The Board finds that the evidence of record contains substantial evidence of a credible nature that the Claimant was dishonest when he filled out the medical questionnaire prior to being hired by the Carrier. The Claimant’s defense that he was no longer under medication for sleep apnea and that he thought he was cured of this condition in no way mitigates his guilt. The medical questionnaire inquires whether the Claimant “ever” had sleep apnea and the Claimant answered in the negative, fully aware that this was not a truthful answer. Accordingly, the Board finds that the Carrier sustained its burden of proving the Claimant’s guilt of the charged offense.


Relative to the discipline assessed in this case, the Carrier notes that the Claimant was dishonest in a job-related matter and that such violation constituted a “Stand-Alone Dismissible” offense under its Policy for Employee Performance Accountability (PEPA).

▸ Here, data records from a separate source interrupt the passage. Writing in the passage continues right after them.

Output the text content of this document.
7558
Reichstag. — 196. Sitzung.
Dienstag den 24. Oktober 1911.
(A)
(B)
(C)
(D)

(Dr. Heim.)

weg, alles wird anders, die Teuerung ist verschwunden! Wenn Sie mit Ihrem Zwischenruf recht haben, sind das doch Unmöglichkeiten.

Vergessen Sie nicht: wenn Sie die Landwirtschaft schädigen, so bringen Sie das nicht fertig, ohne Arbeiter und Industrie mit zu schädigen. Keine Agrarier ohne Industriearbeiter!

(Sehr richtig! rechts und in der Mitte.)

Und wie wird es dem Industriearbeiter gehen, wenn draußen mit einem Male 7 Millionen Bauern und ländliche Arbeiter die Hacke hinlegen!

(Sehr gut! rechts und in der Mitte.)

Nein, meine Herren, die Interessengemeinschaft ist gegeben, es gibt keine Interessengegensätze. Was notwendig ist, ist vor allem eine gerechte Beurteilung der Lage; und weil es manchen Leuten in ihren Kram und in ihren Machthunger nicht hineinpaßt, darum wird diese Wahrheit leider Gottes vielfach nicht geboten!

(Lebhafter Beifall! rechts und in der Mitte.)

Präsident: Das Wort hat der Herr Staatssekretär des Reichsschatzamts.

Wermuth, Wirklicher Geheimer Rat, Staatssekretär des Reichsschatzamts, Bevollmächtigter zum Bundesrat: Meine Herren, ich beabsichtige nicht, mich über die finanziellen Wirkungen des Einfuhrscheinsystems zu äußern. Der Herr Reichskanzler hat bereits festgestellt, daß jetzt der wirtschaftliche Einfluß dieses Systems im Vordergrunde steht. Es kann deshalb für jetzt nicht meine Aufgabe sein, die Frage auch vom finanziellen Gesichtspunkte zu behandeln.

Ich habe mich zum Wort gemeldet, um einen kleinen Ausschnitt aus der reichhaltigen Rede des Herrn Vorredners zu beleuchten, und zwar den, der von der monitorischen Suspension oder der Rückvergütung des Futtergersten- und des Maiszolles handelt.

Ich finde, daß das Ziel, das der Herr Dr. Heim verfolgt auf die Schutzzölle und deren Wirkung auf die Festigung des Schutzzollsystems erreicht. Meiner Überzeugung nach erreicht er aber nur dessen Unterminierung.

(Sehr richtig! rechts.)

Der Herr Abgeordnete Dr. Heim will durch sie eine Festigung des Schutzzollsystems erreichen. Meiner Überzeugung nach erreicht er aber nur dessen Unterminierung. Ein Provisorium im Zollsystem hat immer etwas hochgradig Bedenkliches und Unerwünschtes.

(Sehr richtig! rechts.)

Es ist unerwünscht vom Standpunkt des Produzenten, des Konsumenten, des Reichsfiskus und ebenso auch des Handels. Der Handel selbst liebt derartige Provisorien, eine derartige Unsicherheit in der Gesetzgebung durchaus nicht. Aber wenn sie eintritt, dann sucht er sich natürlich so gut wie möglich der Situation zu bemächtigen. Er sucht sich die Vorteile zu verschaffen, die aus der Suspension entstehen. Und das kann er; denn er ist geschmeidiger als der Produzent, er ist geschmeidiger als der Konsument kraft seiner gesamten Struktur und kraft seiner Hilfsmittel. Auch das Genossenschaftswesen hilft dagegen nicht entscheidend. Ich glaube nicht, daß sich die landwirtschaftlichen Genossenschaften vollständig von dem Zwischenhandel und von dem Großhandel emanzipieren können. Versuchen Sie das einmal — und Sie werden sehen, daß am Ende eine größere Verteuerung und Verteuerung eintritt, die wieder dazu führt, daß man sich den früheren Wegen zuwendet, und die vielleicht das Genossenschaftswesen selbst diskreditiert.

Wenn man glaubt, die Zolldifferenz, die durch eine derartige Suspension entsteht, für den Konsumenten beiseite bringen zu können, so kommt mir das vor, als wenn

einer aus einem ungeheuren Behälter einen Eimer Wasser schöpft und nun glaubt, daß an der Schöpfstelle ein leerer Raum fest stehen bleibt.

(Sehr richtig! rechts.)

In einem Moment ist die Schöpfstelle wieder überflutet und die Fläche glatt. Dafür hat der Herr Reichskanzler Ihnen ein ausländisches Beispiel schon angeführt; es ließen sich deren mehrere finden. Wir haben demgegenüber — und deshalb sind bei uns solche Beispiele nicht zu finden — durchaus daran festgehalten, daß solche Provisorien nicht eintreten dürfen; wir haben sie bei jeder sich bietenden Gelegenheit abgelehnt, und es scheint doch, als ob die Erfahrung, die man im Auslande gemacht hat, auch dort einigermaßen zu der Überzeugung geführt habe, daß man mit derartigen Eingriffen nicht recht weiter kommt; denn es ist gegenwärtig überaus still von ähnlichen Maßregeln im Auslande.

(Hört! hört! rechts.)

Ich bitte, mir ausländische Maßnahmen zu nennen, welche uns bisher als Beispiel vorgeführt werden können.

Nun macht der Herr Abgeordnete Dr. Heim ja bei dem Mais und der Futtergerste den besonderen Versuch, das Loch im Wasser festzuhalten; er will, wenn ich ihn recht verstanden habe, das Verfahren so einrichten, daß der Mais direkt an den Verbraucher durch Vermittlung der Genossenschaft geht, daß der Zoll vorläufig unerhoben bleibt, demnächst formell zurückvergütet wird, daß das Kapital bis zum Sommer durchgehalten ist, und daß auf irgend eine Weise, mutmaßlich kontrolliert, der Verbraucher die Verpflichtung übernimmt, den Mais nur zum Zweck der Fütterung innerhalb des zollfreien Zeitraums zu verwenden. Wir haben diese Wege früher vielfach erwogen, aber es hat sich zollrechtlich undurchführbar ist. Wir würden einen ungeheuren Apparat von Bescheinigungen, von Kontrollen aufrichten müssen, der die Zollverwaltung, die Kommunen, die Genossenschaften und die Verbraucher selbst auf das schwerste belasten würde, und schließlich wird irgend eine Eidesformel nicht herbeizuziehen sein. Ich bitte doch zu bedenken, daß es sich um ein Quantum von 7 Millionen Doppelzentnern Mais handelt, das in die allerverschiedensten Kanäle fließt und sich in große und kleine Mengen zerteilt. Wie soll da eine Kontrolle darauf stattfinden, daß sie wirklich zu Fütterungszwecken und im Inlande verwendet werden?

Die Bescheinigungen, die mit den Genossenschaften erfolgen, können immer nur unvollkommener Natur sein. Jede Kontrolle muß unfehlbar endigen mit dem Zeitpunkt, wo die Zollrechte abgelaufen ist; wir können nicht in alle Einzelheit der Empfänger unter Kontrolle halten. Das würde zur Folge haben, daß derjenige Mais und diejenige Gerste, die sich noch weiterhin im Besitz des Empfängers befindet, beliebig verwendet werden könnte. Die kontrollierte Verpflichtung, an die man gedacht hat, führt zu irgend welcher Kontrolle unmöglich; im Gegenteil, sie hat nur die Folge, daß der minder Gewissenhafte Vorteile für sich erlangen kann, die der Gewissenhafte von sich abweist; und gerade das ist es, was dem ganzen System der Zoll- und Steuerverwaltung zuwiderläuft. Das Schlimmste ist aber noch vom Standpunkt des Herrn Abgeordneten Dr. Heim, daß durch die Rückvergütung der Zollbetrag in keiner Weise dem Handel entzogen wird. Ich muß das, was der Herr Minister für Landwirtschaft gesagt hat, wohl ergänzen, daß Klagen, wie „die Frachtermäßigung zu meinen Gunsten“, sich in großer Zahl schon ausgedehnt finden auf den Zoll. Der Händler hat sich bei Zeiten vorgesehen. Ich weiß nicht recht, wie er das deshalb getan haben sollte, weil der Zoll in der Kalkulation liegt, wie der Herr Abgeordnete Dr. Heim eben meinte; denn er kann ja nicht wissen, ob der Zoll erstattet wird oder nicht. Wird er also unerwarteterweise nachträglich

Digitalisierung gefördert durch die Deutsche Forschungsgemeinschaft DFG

The Carrier has cited Awards upholding the principle that dismissal is proper in cases of proven dishonesty. The Organization argues that the discipline assessed was arbitrary, capricious and unjust.


Based upon its review of the record, the Board finds that the discipline assessed was in accordance with the Carrier’s PEPA and was not excessive or arbitrary in light of the recognized seriousness of the Claimant’s offense. Accordingly, the Board will not disturb the discipline of dismissal assessed in the present case.


AWARD


Claim denied.


ORDER


This Board, after consideration of the dispute identified above, hereby orders that an Award favorable to the Claimant(s) not be made.


NATIONAL RAILROAD ADJUSTMENT BOARD

By Order of Second Division Dated at Chicago, Illinois, this 15th day of December 2017.